Best practices for upgrading clusters

This page provides guidelines for keeping your Google Kubernetes Engine (GKE) cluster seamlessly up-to-date, and recommendations for creating an upgrade strategy that fits your needs and increases availability and reliability of your environments. You can use this information to keep your clusters updated for stability and security with minimal disruptions to your workloads.

Set up multiple environments

As part of your workflow for delivering software updates, we recommend that you use multiple environments. Multiple environments help you minimize risk and unwanted downtime by testing software and infrastructure updates separately from your production environment. At minimum, you should have a production environment and a pre-production or test environment.

Consider the following recommended environments:

Environment Description
Production Used to serve live traffic to end users for mission critical business applications.
Staging Used to ensure that all new changes deployed from previous environments are working as intended before the changes are deployed to production.
Testing Used to performance benchmark, test and QA workloads against the GKE release you will use in production. In this environment, you can test the upgrade of the control plane and nodes before doing so in production.
Development Used for active development that relies on the same version running in production. In this environment, you create fixes and incremental changes to be deployed in production.
Canary Used as a secondary development environment for testing newer Kubernetes releases, GKE features and APIs to gain better time to market once these releases are promoted and become default.

Enroll clusters in release channels

Kubernetes often releases updates, to deliver security updates, fix known issues, and introduce new features. GKE release channels offer you the ability to balance between stability and feature set of the version deployed in the cluster. When you enroll a new cluster in a release channel, Google automatically manages the version and upgrade cadence for the cluster and its node pools.

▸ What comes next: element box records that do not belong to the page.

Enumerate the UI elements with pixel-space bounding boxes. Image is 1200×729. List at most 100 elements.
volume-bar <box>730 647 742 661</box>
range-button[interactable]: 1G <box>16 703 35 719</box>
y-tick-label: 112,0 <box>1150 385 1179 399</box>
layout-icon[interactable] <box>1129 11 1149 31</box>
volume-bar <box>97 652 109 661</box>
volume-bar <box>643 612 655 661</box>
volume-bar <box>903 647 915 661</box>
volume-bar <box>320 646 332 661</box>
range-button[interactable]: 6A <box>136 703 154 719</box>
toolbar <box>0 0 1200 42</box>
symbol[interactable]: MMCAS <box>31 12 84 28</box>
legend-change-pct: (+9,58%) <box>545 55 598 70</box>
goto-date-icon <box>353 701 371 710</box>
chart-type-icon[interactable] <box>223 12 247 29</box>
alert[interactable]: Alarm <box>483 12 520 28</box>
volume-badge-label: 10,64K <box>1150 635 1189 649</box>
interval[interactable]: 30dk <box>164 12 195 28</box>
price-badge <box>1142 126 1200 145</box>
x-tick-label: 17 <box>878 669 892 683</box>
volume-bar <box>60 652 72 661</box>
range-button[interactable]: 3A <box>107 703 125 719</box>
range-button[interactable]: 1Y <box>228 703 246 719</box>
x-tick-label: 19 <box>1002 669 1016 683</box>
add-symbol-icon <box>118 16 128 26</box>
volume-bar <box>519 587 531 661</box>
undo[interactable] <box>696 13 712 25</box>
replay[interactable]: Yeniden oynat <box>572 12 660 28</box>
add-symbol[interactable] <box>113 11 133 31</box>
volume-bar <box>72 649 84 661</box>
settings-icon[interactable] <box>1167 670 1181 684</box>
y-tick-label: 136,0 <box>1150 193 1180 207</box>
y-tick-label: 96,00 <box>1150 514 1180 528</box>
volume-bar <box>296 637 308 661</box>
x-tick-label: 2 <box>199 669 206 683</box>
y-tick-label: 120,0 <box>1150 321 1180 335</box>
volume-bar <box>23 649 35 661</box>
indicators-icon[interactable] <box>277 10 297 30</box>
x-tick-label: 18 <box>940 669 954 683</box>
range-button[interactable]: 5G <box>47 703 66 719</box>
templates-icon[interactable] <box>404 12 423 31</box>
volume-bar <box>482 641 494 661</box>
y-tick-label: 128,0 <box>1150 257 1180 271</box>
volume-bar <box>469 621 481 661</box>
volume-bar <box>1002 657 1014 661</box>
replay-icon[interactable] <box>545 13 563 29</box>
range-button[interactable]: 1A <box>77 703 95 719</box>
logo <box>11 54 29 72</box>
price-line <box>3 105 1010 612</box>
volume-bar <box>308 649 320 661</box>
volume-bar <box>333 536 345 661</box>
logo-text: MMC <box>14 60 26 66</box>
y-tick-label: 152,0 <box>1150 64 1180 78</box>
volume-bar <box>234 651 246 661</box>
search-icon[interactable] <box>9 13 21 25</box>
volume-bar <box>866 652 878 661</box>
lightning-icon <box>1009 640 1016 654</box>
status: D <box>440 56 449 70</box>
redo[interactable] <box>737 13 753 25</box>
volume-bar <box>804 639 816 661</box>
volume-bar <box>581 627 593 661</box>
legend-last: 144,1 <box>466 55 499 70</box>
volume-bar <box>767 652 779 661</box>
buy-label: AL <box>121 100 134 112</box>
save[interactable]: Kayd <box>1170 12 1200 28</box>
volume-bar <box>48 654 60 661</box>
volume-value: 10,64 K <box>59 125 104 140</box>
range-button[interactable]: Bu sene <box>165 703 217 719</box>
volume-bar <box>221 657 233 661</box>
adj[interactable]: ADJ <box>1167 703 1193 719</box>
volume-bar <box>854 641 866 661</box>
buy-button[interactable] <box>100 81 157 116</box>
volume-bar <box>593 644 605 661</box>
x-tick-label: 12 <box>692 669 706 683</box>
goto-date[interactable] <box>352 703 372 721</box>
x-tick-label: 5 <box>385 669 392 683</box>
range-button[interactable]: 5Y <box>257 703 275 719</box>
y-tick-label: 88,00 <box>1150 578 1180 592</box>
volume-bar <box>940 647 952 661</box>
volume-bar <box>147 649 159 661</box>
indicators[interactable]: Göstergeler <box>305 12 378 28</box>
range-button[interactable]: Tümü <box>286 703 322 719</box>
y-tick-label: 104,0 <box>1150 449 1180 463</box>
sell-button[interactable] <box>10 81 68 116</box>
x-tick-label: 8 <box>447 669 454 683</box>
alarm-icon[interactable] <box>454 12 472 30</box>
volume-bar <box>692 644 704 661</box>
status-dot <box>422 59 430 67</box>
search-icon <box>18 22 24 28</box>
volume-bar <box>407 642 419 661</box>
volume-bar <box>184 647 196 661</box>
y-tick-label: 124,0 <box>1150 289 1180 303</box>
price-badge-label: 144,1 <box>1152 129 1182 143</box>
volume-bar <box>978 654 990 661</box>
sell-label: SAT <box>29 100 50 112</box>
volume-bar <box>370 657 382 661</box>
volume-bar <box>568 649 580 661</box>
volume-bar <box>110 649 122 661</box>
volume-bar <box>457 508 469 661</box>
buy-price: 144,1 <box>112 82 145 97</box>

To keep clusters up-to-date with the latest GKE and Kubernetes updates, here are some recommended environments and the respective release channels the clusters should be enrolled in:

Environment Release channel Description
Production Stable or regular For stability and version maturity, use the stable or regular channel for production workloads.
Staging Same as production To ensure your tests are indicative of the version your production will be upgraded to, use the same release channel as production.
Testing
Development
Canary Rapid To test the latest Kubernetes releases and to get ahead of the curve by testing new GKE features or APIs, use the rapid channel. You can improve your time to market when the version in rapid is promoted to the channel you're using for production.

Create a continuous upgrade strategy

After enrolling your cluster in a release channel, that cluster is regularly upgraded to the version that meets the quality and stability bar for the channel. These updates include security and bug fixes, applied with increasing scrutiny at each channel:

  • Patches are pushed out to control plane and nodes in all channels gradually, accumulating soak time in rapid and regular channels before landing in the stable channel.
  • The control plane is upgraded first, followed by nodes to comply with the Kubernetes OSS policy (i.e., kubelet must not be newer than kube-apiserver).
  • GKE will automatically roll out patches to channels based on their criticality and importance.
  • The stable channel receives only critical patches.

Receive updates about new GKE versions

Information about new versions is published to the main GKE release notes page, as well as to an RSS feed. Each release channel has a simplified and dedicated release notes page (example: Release notes for stable channel) with information about the recommended GKE version for that channel.

To proactively receive updates about GKE upgrades, we recommend using the following methods:

  1. Use the Kubernetes Engine API to orchestrate an upgrade workflow when an upgrade is required for your clusters.
  2. Use Pub/Sub and subscribe to upgrade notifications before the upgrades occur.

Once a new version becomes available, you should plan an upgrade before the version becomes the default in the fleet. This approach provides more control and predictability when needed, as GKE would skip auto-upgrade for clusters already upgraded ahead of time.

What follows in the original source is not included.